O plástico é conhecido e largamente utilizado pelas sociedades modernas por suas inúmeras características representadas, entre tantas outras, por economia de energia, praticidade, eficiência técnica, leveza, segurança, resistência às intempéries, impermeabilidade, alto desempenho, baixo custo por peça e até sustentabilidade (em alguns casos). Apesar dessas qualidades e benefícios, todos bem conhecidos e ‘usufruídos’ diariamente pela sociedade, “o mesmo plástico que, num momento desempenha um papel especial na vida do cidadão, transforma-se, em seguida, num material indesejável pelo mesmo cidadão, quando o material atinge a fase do pós-uso”, resume Miguel Bahiense.

Informar, ensinar

“A questão essencial, que permeia toda essa sequência de distorções, concentra-se no ‘desconhecimento geral’, principalmente sobre as formas mais adequadas para o descarte daquele material feito em plástico”, explica Bahiense. E é exatamente nesse instante que se revelam os flancos que não só poderiam mas, deveriam, ser preenchidos pelos elos da cadeia, informando, ensinando, orientando sobre como, quando e onde descartar os vários tipos de plásticos. “Não há dúvidas de que as sociedades modernas já absorveram as características, propriedades, qualidades e benefícios do plástico”, continua ele. “ Essa percepção existe e está arraigada no meio das sociedades modernas”, diz Bahiense.

A questão nevrálgica, essencial e polêmica, que enfrentamos hoje todos os ‘representantes’ inseridos na cadeia do plástico, consiste em como transportar essa percepção positiva que as sociedades modernas desenvolveram sobre o plástico, para o descarte desses materiais”, acrescenta. Pois, “é exatamente nesse momento crucial, no pós-uso do plástico, que se revela a grande contradição – a mesma sociedade, que antes reconhecia e usufruía os benefícios dos materiais plásticos, no pós-uso esquece-se facilmente das vantagens proporcionadas pelas resinas plásticas transformadas e assume um sentimento negativo em relação a produtos e matérias que até bem pouco tempo eram acolhidos com simpatia”, sintetiza Miguel Bahiense.

De fato, trata-se de um paradoxo que perdura pelos anos, a contradição entre as duas fases e os dois entendimentos opostos que o consumidor final do plástico tem em relação às resinas plásticas transformadas.
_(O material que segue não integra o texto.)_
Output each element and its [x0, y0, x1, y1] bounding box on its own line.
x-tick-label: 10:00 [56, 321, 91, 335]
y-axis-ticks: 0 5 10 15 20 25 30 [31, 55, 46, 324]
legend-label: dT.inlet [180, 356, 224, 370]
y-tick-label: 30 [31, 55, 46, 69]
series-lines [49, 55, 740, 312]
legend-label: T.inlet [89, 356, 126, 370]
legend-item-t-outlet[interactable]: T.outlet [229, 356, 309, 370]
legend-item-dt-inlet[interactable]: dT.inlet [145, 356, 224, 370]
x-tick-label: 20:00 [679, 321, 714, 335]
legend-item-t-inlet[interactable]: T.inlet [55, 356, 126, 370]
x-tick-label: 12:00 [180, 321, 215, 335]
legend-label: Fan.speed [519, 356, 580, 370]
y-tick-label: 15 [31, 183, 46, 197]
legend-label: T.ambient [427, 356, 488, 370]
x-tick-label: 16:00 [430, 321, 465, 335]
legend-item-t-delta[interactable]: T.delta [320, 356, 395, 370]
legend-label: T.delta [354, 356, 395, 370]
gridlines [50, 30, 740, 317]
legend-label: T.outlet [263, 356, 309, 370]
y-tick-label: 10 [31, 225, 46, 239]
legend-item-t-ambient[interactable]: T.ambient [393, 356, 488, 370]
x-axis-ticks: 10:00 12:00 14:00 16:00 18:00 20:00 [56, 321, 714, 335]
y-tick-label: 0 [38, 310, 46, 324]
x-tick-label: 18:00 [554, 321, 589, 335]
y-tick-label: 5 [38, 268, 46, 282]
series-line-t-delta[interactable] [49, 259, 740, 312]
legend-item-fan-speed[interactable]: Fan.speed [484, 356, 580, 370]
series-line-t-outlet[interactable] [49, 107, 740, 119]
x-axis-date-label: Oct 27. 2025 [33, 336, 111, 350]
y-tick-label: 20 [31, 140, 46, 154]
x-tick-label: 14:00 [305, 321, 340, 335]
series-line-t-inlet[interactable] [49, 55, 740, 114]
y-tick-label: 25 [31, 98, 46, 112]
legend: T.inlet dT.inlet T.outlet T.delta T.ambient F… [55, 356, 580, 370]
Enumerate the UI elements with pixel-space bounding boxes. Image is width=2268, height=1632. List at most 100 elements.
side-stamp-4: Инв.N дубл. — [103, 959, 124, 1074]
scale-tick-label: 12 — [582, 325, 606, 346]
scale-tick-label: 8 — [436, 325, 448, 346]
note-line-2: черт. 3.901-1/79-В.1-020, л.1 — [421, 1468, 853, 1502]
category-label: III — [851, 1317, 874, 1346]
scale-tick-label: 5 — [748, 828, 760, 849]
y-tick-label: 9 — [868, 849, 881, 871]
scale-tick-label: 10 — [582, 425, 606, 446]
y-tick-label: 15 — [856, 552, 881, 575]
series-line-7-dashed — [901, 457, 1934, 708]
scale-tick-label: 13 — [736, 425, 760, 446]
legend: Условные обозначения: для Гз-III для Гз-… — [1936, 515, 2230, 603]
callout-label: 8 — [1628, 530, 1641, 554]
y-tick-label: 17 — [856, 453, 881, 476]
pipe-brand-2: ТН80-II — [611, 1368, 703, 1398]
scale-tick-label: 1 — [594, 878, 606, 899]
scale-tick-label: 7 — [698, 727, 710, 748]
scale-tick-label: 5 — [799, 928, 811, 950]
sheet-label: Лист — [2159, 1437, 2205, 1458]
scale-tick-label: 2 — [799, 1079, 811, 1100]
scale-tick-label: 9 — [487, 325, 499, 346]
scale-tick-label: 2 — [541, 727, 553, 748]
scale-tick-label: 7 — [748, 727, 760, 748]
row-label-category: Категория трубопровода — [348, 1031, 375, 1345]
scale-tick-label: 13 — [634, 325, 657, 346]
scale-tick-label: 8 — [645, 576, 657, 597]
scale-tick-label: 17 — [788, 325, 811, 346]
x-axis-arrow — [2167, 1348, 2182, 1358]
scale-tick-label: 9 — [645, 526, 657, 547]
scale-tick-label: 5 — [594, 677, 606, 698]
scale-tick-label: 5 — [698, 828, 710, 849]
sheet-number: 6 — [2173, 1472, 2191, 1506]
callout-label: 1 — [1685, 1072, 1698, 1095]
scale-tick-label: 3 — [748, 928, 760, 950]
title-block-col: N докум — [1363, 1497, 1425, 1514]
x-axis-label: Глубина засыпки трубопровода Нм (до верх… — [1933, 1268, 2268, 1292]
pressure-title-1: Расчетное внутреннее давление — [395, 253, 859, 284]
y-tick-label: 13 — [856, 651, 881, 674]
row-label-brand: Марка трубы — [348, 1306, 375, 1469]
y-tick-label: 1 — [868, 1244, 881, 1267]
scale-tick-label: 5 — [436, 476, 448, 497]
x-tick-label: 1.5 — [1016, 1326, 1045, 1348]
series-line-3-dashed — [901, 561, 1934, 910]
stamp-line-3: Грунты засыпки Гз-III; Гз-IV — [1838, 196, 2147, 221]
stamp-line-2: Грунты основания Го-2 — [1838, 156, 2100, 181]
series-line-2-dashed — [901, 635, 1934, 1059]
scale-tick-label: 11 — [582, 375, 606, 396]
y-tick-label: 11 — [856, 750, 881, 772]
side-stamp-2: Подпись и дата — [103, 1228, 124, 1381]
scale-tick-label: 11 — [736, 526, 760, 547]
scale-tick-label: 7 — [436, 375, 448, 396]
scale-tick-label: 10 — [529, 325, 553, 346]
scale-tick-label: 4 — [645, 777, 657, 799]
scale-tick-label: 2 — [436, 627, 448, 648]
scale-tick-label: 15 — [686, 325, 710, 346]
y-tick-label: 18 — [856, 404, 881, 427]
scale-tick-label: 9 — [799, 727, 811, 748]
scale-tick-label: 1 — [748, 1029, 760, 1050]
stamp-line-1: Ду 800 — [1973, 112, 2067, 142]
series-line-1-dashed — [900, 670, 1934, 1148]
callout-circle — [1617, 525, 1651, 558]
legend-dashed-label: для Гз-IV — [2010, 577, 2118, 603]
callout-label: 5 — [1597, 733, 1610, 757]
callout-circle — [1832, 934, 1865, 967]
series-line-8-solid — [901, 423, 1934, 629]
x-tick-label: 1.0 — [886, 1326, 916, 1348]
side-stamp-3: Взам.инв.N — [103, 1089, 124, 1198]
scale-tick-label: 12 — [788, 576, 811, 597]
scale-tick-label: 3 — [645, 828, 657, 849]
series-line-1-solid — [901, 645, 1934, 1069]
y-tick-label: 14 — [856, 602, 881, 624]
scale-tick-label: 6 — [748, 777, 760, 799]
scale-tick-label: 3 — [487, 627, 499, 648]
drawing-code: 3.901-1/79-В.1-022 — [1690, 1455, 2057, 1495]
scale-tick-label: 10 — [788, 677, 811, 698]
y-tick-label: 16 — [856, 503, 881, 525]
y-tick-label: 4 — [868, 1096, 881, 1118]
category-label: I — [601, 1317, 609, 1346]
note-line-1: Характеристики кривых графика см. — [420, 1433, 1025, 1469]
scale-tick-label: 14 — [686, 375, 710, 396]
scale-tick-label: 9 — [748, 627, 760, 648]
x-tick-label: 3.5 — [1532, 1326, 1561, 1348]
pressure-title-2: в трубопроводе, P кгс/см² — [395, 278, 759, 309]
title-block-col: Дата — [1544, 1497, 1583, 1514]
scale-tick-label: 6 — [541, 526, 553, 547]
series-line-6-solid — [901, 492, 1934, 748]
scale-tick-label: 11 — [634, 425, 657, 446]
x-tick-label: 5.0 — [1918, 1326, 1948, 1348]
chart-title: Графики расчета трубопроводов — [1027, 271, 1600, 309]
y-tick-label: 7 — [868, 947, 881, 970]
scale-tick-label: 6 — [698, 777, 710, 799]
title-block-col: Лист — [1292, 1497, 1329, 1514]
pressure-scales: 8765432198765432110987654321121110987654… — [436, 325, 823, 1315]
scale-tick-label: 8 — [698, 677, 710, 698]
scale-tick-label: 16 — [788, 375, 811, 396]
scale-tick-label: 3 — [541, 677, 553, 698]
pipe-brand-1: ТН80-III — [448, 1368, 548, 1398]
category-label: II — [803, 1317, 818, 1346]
E não apenas Miguel Bahiense, como inúmeras outras autoridades envolvidas com os vários estágios da cadeia produtora e transformadora das resinas plásticas, insistem em afirmar que uma mudança séria de consciência em relação aos usos, consumos e descartes do plástico depende, prioritariamente, de ações isoladas, ou em conjunto, que “informe, ensine e eduque o consumidor final quanto ao destino final do plástico”, argumenta o presidente da Plastivida.

E, se nada sensibilizar a sociedade civil em relação ao destino correto que precisa dar aos seus descartes diários, talvez seja prudente reforçar uma informação bastante simples e, ao mesmo tempo, preocupante. Nos últimos anos consumiu-se no Brasil aproximadamente 2,7 milhões de toneladas em embalagens plásticas, das quais 93% são relativas às embalagens pós-consumo. No geral, calcula-se que o Brasil recicle pouco mais de 20% de todo o material plástico descartado. O Brasil produz anualmente o equivalente a 160 milhões de toneladas anuais de lixo urbano. Destas, 16,5% (como mencionado no início) representam o total do plástico incluído no lixo. Logo, o País recicla entre 4,5 milhões de toneladas e 4,8 milhões de toneladas anuais de plástico. Não apenas o percentual é sabidamente reduzido, quanto o volume total do plástico reciclado também é baixo, se comparado ao volume total de lixo urbano produzido e o de plástico nele contido (pouco mais de 22 milhões de toneladas anuais). Tal preocupação, evidentemente, decorre do crescimento projetado para a população brasileira no futuro imediato e o consequente aumento da sua produção de lixo urbano.